Chasing Chaucer

There is an aura of mystery surrounding The Canterbury Tales, Geoffrey Chaucer’s collection of poetry from the 14th century.

By Lesley Porter Apr 10, 2015

The original manuscript is long lost, and the remaining versions pre-dating 1500 are all slightly different. However, English professor Peter Robinson is bringing some clarity to the Middle English masterpiece with his transcription project.

Robinson and his collaborators took on an enormous task: transcribe the 88 remaining versions—some 30,000 pages of text—into an online database. Line by line, the manuscripts were entered in their original Middle English, a painstaking process. Initially, it took about half an hour to transcribe a page, but "by the time you include all the checks, it's going to get closer to an hour," Robinson said. "That means 30,000 pages, 30,000 hours, which is 15 years of work, roughly."

There are about 12,000 pages to go. Once the transcription is complete, Robinson hopes to determine which one of the manuscripts is closest to the original by analyzing the differences between versions, some of which are so subtle one might miss them at first glance.

"What we need to do is to figure out how they are related, which one descended from which, which belong to the same family, and then from that, arrive at some kind of understanding of how the texts developed," he said. This can be difficult, he explained, as the spelling the scribes used back then were not standardized; regional dialects had a lot to do with the variation as well. "In different parts of the country, people used forms of English different from each other, both in terms of pronunciation and spelling."

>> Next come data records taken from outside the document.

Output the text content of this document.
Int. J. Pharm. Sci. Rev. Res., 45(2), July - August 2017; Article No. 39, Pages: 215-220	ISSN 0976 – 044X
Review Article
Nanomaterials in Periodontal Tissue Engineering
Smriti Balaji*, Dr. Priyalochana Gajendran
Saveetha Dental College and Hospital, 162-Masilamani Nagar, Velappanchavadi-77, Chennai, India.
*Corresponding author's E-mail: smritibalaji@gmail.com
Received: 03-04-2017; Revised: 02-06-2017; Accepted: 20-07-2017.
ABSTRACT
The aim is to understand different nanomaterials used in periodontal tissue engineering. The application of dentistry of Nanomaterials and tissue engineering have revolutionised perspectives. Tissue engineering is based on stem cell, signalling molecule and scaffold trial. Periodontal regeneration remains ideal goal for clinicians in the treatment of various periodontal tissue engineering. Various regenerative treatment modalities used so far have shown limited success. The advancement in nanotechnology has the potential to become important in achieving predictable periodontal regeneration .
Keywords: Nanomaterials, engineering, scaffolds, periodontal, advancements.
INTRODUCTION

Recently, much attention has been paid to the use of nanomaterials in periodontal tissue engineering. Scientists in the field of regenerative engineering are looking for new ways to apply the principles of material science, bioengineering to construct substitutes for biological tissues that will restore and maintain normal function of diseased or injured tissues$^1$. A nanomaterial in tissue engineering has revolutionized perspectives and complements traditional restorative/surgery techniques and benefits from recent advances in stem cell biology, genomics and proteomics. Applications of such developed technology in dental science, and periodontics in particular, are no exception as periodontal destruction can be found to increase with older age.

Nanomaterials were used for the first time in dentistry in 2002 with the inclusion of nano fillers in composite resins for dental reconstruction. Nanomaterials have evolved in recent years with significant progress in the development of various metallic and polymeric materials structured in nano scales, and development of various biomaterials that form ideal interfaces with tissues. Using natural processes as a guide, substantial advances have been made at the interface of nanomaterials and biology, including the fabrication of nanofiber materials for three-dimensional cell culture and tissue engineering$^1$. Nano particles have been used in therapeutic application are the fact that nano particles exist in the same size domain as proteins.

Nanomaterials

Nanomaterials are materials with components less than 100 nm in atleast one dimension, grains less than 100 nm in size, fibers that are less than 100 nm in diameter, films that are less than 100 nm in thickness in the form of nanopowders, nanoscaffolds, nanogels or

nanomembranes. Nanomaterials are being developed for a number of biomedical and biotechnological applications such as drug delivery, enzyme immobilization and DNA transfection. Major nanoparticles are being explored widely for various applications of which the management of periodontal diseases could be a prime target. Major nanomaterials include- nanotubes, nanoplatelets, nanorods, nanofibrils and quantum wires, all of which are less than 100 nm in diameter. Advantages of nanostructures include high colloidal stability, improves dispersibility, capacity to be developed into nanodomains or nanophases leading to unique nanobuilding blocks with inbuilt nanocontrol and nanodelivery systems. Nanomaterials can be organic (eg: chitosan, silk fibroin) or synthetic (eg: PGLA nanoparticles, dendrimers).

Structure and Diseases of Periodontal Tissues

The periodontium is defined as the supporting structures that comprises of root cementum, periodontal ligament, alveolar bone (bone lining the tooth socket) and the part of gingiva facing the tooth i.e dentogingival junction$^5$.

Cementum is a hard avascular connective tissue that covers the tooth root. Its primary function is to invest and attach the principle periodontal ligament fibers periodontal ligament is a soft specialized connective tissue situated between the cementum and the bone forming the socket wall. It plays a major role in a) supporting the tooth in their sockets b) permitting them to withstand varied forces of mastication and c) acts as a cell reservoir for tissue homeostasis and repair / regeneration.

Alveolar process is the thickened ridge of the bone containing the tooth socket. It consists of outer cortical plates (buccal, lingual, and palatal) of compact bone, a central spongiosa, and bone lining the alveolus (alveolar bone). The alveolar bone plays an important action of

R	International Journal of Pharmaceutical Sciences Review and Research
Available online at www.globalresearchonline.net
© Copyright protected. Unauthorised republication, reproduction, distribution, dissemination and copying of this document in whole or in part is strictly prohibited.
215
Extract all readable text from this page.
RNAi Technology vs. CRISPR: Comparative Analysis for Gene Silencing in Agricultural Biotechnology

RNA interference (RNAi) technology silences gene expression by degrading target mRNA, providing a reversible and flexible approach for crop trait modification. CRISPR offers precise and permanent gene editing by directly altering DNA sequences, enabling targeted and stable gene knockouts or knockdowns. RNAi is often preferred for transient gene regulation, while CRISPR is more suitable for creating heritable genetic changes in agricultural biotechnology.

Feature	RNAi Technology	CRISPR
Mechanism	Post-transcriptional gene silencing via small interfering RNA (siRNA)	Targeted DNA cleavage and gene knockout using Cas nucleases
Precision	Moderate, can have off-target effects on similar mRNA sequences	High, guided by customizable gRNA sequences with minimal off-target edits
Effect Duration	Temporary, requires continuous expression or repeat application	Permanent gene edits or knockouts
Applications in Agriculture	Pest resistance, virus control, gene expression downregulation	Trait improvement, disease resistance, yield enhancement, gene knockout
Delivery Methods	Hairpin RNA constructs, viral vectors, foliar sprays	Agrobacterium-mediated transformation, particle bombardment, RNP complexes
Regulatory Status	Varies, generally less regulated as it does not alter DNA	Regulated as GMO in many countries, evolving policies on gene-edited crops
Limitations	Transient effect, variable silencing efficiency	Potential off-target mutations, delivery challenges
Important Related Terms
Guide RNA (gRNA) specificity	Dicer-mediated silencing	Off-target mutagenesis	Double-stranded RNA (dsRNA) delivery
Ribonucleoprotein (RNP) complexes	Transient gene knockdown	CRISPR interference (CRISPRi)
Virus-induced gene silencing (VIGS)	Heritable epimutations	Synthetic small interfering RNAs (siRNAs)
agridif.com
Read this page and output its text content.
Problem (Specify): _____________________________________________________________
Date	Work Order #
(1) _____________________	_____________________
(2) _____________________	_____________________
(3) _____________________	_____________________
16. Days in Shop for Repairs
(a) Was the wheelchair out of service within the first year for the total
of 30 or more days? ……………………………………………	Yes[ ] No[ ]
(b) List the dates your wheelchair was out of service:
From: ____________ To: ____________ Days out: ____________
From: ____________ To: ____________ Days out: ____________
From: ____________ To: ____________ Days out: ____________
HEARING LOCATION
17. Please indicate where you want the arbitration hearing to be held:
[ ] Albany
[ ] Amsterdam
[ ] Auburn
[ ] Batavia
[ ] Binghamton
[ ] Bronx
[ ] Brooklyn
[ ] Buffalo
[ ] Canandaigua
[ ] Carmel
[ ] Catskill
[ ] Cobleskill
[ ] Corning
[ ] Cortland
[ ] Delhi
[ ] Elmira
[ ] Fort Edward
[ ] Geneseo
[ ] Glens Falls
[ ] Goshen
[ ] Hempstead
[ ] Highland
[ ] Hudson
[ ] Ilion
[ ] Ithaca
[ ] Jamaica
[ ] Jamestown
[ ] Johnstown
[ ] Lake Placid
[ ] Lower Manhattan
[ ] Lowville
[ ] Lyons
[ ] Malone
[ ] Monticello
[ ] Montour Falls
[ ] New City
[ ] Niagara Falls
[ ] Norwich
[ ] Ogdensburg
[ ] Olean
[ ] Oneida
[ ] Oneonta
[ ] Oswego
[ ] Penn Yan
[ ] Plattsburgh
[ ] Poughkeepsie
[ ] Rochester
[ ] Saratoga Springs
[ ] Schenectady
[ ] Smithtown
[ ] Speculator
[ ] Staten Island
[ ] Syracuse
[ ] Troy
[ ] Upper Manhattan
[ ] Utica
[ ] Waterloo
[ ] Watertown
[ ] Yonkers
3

Robinson used a line from the poem The Nun's Priest's Tale as an example. Appearing in most modern versions as "And no wine drank she, either white or red," a Middle English translation reads as "No wyn drank she, neither whit ne reed." However, the line may vary from one version to another; wyn may become wyne or wynne, whit may turn into white or whyte, and so on, depending on the medieval scribe that wrote it.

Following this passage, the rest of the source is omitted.